Polemik Konsep Single Mux dalam RUU Penyiaran

Rancangan Undang-Undang (RUU) Penyiaran akan segera dibawa ke Rapat Paripurna DPR RI pada akhir masa sidang ini.

oleh Rezki Apriliya Iskandar diperbarui 10 Jun 2017, 20:10 WIB
Ketua ATVSI Ishadi S. K. (tengah) menunjukan Naskah Akademik dan RUU Penyiaran Usulan ATVSI didampingi Sekjen ASTVI Neil R. Tobing (kiri) dan Suryopratomo saat memberikan keterangan dalam World Press Freedom Day di JCC (4/5). (Liputan6.com/Angga Yuniar)

Liputan6.com, Jakarta - Rancangan Undang-Undang (RUU) Penyiaran akan segera dibawa ke Rapat Paripurna DPR RI pada akhir masa sidang ini. Rencananya, pemerintah dan DPR RI menyetujui RUU Penyiaran ini untuk menggantikan Undang-Undang Penyiaran Nomor 32 Tahun 2002.

Salah satu hal yang memicu perdebatan dalam RUU Penyiaran yakni terkait pengelolaan multipleksing atau pengalihan dari frekuensi analog ke digital. Adapun tujuan multipleksing sendiri untuk menghemat jumlah saluran fisik, misalnya kabel, pemancar dan penerima (transceiver) atau kabel optik.

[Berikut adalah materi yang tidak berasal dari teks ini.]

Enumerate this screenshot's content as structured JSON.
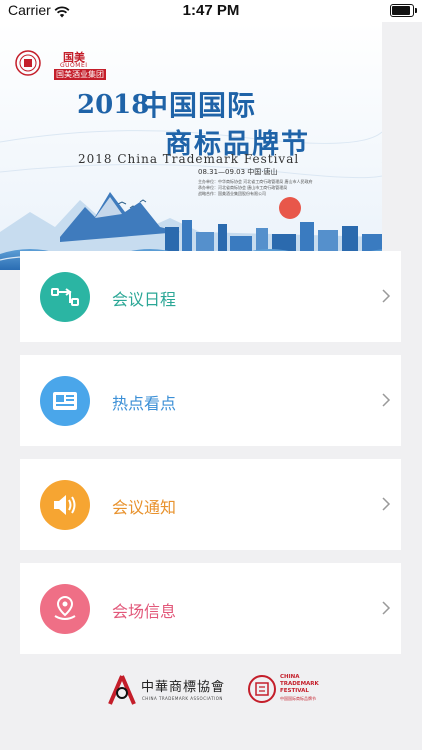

"Saya melihat bahwa perubahan teknologi adalah keniscayaan. Harus terjadi, mau tidak mau karena teknologi berkembang terus," kata pakar Komunikasi Politik Emrus Sihombing, di kawasan Cikini, Jakarta Pusat, Sabtu (10/6/2017).

Sementara itu, dalam RUU Penyiaran 2017, pengelolaan multipleksing diserahkan kepada multiplekser tunggal atau single mux operator. Lembaga Penyiaran Publik (LPP) Radio Televisi Republik Indonesia atau RTRI ditetapkan sebagai multiplekser tunggal yang mana untuk siaran televisi diberikan kepada lembaga penyiaran televisi publik, TVRI. Hal ini pun memicu perdebatan di beberapa pihak.

"Seharusnya bukan sentralistik. Justru masyarakat harus diberi kepercayaan untuk mengurus termasuk mengurus media massa. Kita sejak reformasi berjuang untuk itu," kata Ermus.

Ermus menilai sistem pengelolaan penyiaran yang sentralistik dan dikelola pemerintah akan membuat independensi media pun dipertanyakan. Maka dari itu, ia mengusulkan pemerintah juga menggandeng pihak swasta.

"Oleh karena itu lebih baik multi mux, diserahkan kepada para pengelola media untuk soal (migrasi) digital ini," kata Ermus.

Pihak pemerintah dalam hal ini Kementerian Komunikasi dan Informatika (Kominfo) menilai single mux tersebut hanya salah satu konsep alternatif yang bisa dilakukan.

"Single mux kan hanya salah satu konsep alternatif. Memperoleh digital evidence untuk komunikasi masa depan kami menyiapkan single mux untuk alternatif karena single mux dimiliki oleh lembaga penyiaran," ujar Staf Ahli Menteri Kominfo Bidang Hukum, Henri Subiakto.

Menurut dia, ada yang menganggap keuntungan single mux, di luar badan penyiaran, lembaga penyiaran, berarti single mux-nya netral. "Tapi kalau pakai hybrid (sistem penyiaran digital yang mux-nya tidak tunggal tetapi gabungan antara LPP dan LPS), kalau memang baik nggak apa-apa. DPR awalnya juga single mux, sekarang ada yang bersuara beda (kontra single mux)," lanjut Henri.

Sedangkan menurut Asosiasi Televisi Swasta Indonesia (ATVSI), sebaiknya RUU Penyiaran tidak menjadikan konsep single mux acuan perubahan undang-undang tersebut. Seperti yang dikatakan Ketua ATVSI, Ishadi SK, sebaiknya pemerintah menggunakan sistem multi mux atau hybrid karena faktor tingginya biaya produksi seperti frekuensi siaran atau slot kanal dan infrastruktur.

"ATVSI mengharapkan atau memohon supaya jangan single MUX. Kami kehilangan biaya sangat besar. Ada baiknya di-share oleh pemerintah sendiri harus lewat APBN (Anggaran Pendapatan dan Belanja Negara) pembiayaan segala macam itu," ujar Ishadi.